Elleasku 4 years ago from In your imagination. Author

I said nothing about waiting for some other entity to come along and provide a magical "gotcha" to those that wrong others. That is fool-hardy thinking and not once did I mention such a thing and condoned none of what you mentioned. Heavens people, this is about taking your life back and refusing to let hate filled fear pushers rule over us! Agree, disagree, live with hate or do not, this is not my concern.
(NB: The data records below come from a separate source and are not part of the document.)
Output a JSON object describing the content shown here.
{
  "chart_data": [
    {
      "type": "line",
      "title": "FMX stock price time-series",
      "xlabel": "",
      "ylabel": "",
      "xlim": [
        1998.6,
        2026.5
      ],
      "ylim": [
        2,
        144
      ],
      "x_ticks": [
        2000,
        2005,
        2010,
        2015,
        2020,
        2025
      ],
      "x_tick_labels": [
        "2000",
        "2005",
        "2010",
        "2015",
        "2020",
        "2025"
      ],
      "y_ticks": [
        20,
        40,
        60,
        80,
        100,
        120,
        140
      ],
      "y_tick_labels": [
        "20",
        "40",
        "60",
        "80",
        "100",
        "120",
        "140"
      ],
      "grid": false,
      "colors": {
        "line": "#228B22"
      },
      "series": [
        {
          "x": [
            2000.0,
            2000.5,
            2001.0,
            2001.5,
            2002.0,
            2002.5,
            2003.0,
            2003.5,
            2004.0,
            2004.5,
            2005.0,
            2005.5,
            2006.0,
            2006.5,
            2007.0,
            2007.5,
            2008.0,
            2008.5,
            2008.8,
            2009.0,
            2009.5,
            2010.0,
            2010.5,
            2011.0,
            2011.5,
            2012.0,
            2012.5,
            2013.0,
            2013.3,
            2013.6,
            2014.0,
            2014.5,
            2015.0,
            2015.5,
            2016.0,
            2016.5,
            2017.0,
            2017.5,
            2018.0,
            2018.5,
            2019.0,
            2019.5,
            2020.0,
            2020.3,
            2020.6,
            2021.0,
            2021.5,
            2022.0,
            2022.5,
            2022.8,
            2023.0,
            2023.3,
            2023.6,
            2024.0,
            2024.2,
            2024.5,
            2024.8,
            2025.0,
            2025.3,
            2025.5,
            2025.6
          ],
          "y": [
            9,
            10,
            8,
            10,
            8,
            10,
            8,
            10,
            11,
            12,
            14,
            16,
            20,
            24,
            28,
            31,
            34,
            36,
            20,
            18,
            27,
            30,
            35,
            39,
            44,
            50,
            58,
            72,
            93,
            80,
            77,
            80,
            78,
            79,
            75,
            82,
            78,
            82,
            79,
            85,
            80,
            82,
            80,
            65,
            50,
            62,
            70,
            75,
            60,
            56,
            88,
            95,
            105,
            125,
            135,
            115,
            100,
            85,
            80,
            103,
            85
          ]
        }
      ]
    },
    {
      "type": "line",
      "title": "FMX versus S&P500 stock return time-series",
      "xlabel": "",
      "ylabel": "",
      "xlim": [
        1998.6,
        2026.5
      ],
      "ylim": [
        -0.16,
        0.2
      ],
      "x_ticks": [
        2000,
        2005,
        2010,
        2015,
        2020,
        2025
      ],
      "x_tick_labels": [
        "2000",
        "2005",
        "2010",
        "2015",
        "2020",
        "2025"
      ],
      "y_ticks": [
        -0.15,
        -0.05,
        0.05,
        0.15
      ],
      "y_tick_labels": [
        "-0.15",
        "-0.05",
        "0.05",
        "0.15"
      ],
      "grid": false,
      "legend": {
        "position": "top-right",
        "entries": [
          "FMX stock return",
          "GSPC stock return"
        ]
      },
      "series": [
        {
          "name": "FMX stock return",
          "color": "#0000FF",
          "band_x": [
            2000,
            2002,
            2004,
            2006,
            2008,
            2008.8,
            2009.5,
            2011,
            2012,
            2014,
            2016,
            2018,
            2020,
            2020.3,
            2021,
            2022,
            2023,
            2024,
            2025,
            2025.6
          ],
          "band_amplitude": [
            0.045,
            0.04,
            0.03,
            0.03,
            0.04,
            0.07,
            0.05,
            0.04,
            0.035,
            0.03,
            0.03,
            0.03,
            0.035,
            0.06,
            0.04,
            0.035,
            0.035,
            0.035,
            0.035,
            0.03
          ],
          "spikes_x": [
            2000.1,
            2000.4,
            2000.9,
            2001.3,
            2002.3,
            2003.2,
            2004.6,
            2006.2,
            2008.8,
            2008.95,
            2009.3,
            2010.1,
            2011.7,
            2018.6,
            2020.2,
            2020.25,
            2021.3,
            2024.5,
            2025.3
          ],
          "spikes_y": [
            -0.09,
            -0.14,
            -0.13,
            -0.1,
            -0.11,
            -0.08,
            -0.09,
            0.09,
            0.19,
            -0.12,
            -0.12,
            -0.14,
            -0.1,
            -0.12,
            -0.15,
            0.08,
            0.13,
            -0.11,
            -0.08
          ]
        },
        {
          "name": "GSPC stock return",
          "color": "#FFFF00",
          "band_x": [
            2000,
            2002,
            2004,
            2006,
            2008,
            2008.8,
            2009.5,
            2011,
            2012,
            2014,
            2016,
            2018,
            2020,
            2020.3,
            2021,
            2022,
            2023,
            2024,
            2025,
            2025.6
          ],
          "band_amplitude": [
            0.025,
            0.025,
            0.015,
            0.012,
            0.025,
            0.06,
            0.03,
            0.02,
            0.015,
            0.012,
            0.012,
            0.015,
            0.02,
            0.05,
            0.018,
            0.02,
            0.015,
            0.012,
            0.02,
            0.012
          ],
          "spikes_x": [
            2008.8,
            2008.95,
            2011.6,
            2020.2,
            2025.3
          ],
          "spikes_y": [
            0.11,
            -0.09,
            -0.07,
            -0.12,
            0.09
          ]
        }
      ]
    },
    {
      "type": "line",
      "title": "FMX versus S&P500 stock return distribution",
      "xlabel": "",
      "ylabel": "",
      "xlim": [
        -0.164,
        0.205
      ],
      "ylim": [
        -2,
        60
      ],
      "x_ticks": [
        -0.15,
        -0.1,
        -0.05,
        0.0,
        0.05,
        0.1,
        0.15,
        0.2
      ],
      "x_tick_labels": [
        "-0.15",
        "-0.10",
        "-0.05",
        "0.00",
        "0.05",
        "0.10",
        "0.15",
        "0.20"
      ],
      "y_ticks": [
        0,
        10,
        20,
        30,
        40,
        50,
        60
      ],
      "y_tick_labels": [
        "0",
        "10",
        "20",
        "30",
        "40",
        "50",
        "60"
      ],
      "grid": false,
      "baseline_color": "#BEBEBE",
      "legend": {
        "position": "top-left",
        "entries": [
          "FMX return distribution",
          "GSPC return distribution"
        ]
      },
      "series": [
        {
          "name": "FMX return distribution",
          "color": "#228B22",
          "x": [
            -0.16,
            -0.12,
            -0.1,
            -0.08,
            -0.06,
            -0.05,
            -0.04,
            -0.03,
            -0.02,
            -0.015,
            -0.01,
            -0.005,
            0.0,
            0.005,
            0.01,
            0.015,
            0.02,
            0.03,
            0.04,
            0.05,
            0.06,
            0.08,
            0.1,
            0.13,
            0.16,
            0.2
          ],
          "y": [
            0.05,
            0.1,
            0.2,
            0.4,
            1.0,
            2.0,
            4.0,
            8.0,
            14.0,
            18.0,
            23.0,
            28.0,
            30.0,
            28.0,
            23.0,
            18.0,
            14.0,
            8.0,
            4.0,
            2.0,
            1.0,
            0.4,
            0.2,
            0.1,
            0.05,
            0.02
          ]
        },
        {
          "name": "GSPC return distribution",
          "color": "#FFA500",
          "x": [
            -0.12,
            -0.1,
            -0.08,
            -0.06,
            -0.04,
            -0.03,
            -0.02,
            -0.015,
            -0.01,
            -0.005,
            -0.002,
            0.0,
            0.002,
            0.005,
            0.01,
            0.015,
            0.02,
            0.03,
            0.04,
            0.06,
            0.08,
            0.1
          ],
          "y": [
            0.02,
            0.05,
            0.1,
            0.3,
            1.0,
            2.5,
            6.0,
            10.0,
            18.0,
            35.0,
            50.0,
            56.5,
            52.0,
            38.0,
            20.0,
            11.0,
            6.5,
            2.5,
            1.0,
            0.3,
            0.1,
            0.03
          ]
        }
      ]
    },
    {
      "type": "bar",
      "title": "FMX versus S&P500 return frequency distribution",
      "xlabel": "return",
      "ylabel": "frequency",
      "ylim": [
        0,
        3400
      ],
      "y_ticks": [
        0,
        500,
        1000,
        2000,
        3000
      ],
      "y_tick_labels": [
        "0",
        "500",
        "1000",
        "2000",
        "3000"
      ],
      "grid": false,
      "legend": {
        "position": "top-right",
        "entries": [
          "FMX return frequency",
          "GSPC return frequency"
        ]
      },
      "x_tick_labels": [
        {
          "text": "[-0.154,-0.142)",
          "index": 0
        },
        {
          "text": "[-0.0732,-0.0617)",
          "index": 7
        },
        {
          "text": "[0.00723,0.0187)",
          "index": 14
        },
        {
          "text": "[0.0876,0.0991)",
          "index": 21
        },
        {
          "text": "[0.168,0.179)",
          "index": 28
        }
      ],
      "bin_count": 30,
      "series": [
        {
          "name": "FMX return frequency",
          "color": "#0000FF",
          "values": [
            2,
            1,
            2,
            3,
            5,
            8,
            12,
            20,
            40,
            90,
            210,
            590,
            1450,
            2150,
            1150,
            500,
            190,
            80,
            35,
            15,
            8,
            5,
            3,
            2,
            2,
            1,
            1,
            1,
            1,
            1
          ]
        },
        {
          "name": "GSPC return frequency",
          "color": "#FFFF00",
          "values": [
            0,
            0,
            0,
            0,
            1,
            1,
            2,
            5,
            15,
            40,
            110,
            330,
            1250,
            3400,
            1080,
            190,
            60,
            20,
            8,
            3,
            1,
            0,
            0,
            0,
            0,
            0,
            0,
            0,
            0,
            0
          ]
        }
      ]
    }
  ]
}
I lived in the land of grudges and anger for years and turned into a very stifled, sullen and entirely no fun to be around kind of person. This was all because I let some little piss ant take my life power away each time I would dwell on how they did me or others wrong and "always" got away with it. I dreamed about them getting hit by a bus or dying in some other horrific manner and each time I did I didn't feel guilty and I still don't but I did feel like I was wasting valuable time that could be spent living an amazing life of my own. My hate consumed me to the point that this was all I thought about and suddenly I realized, "Boo-hoo," this is how some people operate in life and I can't wave a magic wand to make them stop but I sure as hell can control how happy or sad I am going to be based on my reaction to their behavior. In wishing them well as I walked away I had no expectation that they would change, it was the final act of letting go of that bag of bullshit they had me dragging around day to day and nothing more. It was for me! Forgiveness to me means I release the chains I allowed others to put on me but also never forgetting the lesson from that experience. Forgiveness never means I will just roll over and let someone kick me again and again. The power I gained keeps users out of my life now because they know I will not tolerate it. That is the true power of forgiveness.


Elleasku profile image

Elleasku 4 years ago from In your imagination. Author

A little reminder: Send spam as a comment and it gets reported. Attempt to dominate the comments or purposely be a douche bag and your comment gets deleted. Keep it respectful or feel free to take your dark cloud attitude elsewhere. Pretty simple right?